When I do get over myself and put my hand out, it’s usually because I’ve done one of the following:
Own up to your lower status. The only thing worse than being a six is pretending you’re a ten. Acknowledge that, in this situation, you’re at the feet of a more experienced voice. I owned up to my need for guidance when I asked Tess Gerritsen for advice on my unfinished novel (and you think Gerritsen doesn’t get this question a thousand times a year?). And it netted me some useful advice.
Visualize the end, not the means. David Lieberman pointed out this behavioral quirk: we break down things we love into a few steps and things we hate into a lot of steps. Going shopping can be “drive to the mall, find what I want, bring it home,” or it can be, “go to the mall, fight over parking, try on a million things, find the cheapest one, get my friend’s opinion, etc,” depending on how much you like shopping. So, as much as I hate asking for advice, I try not to focus on the asking process. Instead, I focus on the expected result. That pleasant “Eureka” sensation I’ll get when they say the one thing that clears the fog*. Focus on the finish line instead of the process. No one runs marathons because they like waking up at 4:00 AM and waiting at a registration table.

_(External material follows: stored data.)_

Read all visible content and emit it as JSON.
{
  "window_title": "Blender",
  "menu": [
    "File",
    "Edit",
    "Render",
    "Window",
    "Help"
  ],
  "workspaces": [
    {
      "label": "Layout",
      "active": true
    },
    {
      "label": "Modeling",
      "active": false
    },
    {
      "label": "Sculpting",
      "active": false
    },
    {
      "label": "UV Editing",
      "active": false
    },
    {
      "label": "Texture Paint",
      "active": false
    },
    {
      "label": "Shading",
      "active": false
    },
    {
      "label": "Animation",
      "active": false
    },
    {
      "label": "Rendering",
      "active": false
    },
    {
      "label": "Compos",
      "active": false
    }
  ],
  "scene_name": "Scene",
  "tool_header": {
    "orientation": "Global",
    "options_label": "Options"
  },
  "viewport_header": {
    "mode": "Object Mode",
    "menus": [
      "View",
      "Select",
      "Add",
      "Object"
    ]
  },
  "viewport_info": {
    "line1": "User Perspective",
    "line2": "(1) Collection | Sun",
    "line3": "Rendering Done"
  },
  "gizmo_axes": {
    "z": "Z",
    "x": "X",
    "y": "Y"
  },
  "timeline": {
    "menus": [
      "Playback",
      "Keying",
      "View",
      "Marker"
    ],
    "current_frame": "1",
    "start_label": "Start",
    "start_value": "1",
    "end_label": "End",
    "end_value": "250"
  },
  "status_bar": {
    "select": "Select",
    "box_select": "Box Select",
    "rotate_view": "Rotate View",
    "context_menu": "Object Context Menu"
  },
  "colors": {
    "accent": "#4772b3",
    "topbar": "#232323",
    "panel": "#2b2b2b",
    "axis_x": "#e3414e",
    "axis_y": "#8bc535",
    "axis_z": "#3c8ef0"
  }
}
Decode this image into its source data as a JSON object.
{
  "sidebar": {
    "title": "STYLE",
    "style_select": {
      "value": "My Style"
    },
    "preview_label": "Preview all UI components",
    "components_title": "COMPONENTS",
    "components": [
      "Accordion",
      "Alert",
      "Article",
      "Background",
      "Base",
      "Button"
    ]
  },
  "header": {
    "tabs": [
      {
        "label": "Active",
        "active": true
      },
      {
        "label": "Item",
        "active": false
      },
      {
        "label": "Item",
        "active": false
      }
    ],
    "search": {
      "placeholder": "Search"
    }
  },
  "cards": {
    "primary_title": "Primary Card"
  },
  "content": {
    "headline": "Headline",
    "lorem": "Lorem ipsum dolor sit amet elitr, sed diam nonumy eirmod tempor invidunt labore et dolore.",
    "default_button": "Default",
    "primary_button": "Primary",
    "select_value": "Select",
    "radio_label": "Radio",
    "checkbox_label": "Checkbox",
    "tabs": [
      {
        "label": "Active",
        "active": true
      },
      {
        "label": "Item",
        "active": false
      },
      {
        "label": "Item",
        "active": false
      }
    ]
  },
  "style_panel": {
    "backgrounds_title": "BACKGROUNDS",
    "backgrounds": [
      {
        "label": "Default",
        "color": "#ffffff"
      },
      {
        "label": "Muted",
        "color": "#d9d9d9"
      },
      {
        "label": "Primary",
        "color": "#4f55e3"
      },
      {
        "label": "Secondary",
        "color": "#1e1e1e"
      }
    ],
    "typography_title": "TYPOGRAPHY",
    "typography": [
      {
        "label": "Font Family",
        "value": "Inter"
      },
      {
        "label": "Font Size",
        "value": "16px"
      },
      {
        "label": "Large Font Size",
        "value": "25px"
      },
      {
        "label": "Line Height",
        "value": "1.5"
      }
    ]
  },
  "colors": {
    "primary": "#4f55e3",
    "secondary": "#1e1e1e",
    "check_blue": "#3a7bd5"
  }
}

Practice the pitch. People get nervous about asking for help because they feel like it’s an imposition. Well, they’re not wrong. It is an imposition! Time is precious. So if you’re going to impose on someone’s time, ask in a graceful way. Rehearse the approach if you can. Work on an elevator pitch for your idea so you’re not fumbling and improvising. Buy a book on business writing: they’re easy to find, and they always have sections on how to write a request for help. Which dovetails into …
Be willing to pay. I think this is cheating, because paying for help isn’t the same as asking for it. There’s probably some good sociology on how transitioning to a currency economy atrophied our race’s ability to ask for help**. But real effort costs money. And if you get the opportunity to work with an expert and have to pay for the privilege, don’t dismiss it out of hand. Money spent on access isn’t wasted.
To that last point: I signed up for Brazen Careerist’s boot camp on building your blog, hosted by founder Penelope Trunk. The first day’s webinar was on generating great content, the key to creating a successful blog. Trunk’s most important piece of advice: “be vulnerable.” A compelling blog should be about what you’re learning, which means showing the world where you’re vulnerable. Not mopey or helpless or overly confessional, because that shit’s boring. But people like to read stories about growth, because everyone’s trying to grow***.
Being vulnerable. Admitting to lower status. Asking for help. Well, here goes.
* Or, if they don’t have anything useful to say, the smug sense of superiority I’ll feel afterward. “Ha! They think they’re so great …”
** Not that that’s an argument for going back to barter, mind.
*** And yes, this post is an attempt to follow through on that tip, along with others she gave. Clever of you to notice. Put your hand down; you’re already getting an A.